Proserpina’s pulse pounds in her healing eye. “Don’t try to be coy.”

“The risk of getting chased around by some squint-eyed cinema boy?”

“The risk of getting caught and–” she hesitates. “By some what?”

Proserpina

Miss Havisham waits expectantly.

“We had, um, a midnight feast, is all,” explains Iala. “In the dorm.”

“Which dorm?” Miss Havisham asks quietly.

“2B!” says Iala. “3A!” says Ernestine.

“It was sort of in both,” says Iala. “Or either.”

“Only,” says Ernestine, “there was a fight. With food. A food fight.”

“No one was hurt,” says Radiane. “It was all in fun. Gentle fun.”

“Well, to be perfectly honest,” says Iala piously, “someone did get hit with a sausage.”

Miss Havisham’s eyebrow can climb no higher.

Proserpina sits in the back, grumpy, cheeks red and left eye puffing up quite nicely.

Radiane

Few in history are the referees who have resorted to striking the contestants in order to persuade them to abide by Queensberry rules, but Radiane is not exactly a veteran of the position.

Fewer yet (if not by many) are the boxers who have found this situation a first bit of common ground, and who have siezed the newfound bond to turn their gloves upon the referee in question.

But unique to this match is the interruption of a teenage girl named Georgette: shrieking, leaping from the rubbish bin-cum-cornerpost, defending her friend with the world’s first flying elbow drop.

Proserpina

“Elijah,” he says, and sticks out his hand.

“A gentleman, Elijah,” says Proserpina, “would take my hand first.”

“You’re not one for the gentle,” he grins.

“That’s an ugly assumption,” she says.

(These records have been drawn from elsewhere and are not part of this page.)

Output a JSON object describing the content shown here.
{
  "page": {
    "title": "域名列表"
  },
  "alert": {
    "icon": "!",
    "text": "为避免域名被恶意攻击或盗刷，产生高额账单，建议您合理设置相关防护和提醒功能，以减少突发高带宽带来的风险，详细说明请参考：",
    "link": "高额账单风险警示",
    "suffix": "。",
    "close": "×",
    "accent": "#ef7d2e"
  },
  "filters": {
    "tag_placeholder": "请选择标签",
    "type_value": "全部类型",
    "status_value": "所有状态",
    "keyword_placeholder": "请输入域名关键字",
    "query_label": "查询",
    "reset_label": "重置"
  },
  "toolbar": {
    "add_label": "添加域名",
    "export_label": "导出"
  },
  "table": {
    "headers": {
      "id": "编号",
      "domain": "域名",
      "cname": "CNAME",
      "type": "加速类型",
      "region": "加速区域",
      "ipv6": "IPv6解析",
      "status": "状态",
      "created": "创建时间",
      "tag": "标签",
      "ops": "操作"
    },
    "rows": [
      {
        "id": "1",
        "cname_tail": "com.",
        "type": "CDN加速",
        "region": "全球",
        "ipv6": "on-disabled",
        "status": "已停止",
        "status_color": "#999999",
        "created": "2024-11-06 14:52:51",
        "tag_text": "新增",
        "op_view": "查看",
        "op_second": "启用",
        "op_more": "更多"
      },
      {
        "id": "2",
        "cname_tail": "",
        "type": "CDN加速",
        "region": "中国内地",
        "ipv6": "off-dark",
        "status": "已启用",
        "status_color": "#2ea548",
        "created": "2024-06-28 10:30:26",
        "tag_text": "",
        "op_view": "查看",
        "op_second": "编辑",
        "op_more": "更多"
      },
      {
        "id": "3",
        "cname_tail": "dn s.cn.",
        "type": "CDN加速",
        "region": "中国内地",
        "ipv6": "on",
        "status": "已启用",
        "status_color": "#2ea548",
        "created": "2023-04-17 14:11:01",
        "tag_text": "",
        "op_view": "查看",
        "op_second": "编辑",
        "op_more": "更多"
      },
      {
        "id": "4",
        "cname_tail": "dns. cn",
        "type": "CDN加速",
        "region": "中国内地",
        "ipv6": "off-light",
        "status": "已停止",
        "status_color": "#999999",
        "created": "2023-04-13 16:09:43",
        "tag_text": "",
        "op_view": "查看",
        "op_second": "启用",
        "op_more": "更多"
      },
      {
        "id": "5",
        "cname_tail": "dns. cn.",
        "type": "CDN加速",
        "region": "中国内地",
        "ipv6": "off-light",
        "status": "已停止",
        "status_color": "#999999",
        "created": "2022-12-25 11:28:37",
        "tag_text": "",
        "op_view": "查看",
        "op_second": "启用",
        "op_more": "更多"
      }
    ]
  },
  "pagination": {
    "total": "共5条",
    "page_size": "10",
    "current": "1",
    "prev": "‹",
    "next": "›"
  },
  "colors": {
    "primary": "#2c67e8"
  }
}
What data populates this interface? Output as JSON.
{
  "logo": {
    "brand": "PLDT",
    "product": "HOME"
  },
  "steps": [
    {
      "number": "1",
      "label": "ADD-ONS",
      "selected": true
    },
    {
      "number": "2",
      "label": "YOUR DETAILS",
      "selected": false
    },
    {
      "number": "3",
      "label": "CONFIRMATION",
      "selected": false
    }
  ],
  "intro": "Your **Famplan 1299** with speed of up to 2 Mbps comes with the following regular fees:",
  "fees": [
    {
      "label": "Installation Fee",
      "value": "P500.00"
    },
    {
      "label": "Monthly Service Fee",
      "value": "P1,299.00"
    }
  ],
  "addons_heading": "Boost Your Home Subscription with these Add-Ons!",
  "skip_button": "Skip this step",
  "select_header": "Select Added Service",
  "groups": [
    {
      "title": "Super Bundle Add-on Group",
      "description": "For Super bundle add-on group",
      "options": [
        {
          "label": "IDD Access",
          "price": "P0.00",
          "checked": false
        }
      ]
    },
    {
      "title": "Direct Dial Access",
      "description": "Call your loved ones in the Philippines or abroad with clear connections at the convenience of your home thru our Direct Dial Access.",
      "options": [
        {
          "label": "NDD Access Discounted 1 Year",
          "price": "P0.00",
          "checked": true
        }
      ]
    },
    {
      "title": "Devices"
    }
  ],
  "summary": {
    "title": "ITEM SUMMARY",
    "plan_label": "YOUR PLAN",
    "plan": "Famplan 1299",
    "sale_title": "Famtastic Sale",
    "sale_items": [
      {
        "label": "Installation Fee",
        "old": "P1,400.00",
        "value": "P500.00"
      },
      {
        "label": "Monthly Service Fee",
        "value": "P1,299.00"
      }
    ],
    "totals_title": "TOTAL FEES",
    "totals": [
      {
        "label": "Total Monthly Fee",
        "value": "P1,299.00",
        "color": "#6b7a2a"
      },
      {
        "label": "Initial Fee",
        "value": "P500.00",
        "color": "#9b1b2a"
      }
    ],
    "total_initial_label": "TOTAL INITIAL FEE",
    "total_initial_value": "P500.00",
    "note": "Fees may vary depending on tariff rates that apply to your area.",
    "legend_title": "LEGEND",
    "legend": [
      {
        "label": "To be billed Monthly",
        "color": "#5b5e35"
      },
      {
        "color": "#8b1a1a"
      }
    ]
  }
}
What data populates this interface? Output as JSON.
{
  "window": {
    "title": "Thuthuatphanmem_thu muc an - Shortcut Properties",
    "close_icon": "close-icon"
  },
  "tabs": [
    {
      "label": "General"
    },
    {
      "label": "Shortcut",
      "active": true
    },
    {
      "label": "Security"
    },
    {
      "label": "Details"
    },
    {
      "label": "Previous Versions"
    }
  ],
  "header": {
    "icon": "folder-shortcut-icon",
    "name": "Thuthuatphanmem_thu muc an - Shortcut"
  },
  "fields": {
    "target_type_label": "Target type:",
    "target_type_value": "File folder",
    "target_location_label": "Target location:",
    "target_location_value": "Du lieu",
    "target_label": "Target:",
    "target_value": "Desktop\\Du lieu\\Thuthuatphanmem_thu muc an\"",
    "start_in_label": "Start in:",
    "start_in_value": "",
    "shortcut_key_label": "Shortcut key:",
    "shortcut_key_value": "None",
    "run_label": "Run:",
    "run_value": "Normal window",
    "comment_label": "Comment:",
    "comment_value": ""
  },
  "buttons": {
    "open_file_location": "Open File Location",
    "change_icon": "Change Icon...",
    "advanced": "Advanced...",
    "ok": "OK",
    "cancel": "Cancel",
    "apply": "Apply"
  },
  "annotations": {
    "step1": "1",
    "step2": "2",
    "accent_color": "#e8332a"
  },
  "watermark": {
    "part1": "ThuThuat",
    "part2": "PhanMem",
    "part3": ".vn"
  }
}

Behind her, Radiane hammers the bell and yells for the combatants to break their clinch.

“I’ve seen you at the fights, in your smudge and breeches. Not fooling everyone.”

“Don’t follow me again,” she says coldly.

“I don’t have to, now.”

“You’re displaying an unseemly interest.”

“Another thing we have in common,” he says, and attempts to disappear into the shadows, except she watches him all the way out.

Proserpina

“They’re going to end up on the floor,” says one of the watchers dryly.

“Have a little faith.” Proserpina smiles. “Iala will want to mess up her face a little first, and this way they can’t use their fingernails.”

“So what are their sandwich board names? Messface McRichiegirl and the Scratcher?”

Proserpina realizes, with a motionless shock, that her interlocutor is a boy–around her age, long arms draped over the scaffolding, dark shirt and suspenders blended with the shadows of the large and dusty hall.

“You’re not supposed to be here,” she says.

“Neither are you,” he points out, correctly.